The total statewide impact is a loss of $43.1 million; in Yuma County, a loss of $1.4 million.

"Lingering effects of eliminated revenue streams" include the County Assistance Fund (lottery), with a loss of $550,035 in Yuma County.

"It doesn't sound like much, but when you don't have other streams of revenue, that matters," Sullivan said.

This brings the total lost revenue in Yuma County to $2 million.

However, Sullivan noted, "a very good thing happened this year." The Legislature produced a three-year outlook and "socked away" $450 million in a rainy day fund for fiscal year 2013.

Sullivan also reviewed other legislative actions. Although it enacted four CSA-sponsored bills, "most disappointing" was that the governor vetoed HB 2495 which deals with local purchases.
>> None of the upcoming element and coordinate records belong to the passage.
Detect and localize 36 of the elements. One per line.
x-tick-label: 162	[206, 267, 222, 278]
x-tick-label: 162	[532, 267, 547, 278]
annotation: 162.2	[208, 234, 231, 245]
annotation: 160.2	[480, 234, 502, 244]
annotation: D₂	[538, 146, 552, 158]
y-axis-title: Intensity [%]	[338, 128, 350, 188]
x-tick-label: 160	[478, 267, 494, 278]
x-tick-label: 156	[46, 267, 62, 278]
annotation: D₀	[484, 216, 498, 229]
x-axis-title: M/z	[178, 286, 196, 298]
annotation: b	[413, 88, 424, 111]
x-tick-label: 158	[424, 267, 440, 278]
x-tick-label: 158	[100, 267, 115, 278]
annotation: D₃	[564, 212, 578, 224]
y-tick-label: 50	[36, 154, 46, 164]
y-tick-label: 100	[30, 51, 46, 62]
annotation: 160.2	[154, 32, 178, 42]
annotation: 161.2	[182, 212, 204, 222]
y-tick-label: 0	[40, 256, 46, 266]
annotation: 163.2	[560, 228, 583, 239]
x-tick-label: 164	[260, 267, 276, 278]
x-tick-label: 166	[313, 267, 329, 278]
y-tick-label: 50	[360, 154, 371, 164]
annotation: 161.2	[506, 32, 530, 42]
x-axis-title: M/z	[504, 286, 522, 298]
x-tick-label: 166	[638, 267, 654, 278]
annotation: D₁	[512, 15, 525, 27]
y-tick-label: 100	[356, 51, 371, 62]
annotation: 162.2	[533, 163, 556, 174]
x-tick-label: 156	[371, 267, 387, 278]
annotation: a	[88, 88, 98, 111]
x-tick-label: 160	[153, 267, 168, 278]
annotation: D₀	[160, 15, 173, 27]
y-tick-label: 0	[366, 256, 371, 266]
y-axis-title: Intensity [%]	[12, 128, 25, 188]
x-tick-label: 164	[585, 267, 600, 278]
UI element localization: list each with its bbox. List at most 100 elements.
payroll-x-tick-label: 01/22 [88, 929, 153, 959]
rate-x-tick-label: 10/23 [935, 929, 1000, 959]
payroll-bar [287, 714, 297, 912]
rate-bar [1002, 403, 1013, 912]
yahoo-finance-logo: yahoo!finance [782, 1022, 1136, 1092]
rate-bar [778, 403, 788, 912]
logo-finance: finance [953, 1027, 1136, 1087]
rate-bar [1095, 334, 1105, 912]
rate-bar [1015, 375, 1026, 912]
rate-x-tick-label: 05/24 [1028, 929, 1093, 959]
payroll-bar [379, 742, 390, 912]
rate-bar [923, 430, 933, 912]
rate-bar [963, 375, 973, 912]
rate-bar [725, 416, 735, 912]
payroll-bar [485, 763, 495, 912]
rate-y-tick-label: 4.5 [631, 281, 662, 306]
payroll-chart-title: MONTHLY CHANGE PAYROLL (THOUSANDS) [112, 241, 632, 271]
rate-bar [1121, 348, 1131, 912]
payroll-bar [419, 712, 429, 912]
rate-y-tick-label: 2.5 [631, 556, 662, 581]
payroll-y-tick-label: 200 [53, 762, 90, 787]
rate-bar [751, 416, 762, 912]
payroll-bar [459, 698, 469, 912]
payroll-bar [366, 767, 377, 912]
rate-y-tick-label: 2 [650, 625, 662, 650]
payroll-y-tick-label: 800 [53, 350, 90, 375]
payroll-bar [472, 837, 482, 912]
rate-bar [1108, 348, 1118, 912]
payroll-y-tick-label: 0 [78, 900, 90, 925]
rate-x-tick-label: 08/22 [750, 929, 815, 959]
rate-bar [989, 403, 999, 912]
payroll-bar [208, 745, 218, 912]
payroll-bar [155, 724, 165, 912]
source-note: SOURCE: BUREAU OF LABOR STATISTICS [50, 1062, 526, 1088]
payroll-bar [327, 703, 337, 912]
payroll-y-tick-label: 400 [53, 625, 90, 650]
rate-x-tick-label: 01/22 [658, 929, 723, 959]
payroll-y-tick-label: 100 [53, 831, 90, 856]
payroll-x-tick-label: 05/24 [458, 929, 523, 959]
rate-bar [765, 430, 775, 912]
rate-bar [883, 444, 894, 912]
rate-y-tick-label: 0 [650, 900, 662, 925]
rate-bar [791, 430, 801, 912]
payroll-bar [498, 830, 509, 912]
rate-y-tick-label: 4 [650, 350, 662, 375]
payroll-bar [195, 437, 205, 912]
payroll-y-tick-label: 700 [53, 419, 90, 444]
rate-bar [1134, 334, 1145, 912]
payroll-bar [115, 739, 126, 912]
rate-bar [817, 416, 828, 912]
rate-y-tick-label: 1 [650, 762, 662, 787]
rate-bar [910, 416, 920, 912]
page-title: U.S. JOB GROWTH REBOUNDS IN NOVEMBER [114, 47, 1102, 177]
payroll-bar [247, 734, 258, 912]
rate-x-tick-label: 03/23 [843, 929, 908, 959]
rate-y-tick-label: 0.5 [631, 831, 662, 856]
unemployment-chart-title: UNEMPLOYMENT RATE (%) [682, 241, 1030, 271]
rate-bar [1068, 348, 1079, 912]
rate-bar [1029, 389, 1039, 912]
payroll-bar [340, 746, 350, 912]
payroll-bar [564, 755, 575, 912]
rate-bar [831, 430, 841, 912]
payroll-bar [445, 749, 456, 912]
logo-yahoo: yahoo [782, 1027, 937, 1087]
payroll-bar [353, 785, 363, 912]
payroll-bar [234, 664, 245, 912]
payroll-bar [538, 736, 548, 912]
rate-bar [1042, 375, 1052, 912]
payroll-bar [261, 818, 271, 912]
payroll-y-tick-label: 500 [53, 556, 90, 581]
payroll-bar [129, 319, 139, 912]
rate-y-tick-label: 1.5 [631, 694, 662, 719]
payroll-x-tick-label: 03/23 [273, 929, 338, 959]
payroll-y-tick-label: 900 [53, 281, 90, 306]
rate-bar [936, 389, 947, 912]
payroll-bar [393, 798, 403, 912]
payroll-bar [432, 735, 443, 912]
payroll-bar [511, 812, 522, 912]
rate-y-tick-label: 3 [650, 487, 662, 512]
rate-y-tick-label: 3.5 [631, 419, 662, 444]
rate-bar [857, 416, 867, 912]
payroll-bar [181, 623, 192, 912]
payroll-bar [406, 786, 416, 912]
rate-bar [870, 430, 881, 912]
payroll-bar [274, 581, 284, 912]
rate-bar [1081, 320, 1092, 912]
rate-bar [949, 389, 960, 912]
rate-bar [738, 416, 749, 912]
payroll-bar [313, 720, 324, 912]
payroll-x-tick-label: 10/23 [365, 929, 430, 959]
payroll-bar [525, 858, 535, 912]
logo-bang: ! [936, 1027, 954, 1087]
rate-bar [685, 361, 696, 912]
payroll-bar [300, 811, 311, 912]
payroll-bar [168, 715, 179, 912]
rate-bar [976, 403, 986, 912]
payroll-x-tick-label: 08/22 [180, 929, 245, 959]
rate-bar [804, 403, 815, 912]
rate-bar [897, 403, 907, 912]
"It had very little opposition but then it got to the governor's office where there were concerns," Sullivan explained. "There was a short time frame by the time the issues were brought to us."

Five other bills did not advance through the process.

The next step for CSA is to evaluate changes to the political landscape in view of the new district maps and evaluate the state and federal revenue situation. Sullivan noted a reduction of federal payments continues to be a "major threat."

CSA will also connect with counties to determine what bills they want pursued and meet with managers to discuss initiatives and strategies.

"We have a lot of work to do in the off session. I want you to know we will continue to work hard for you," Sullivan said.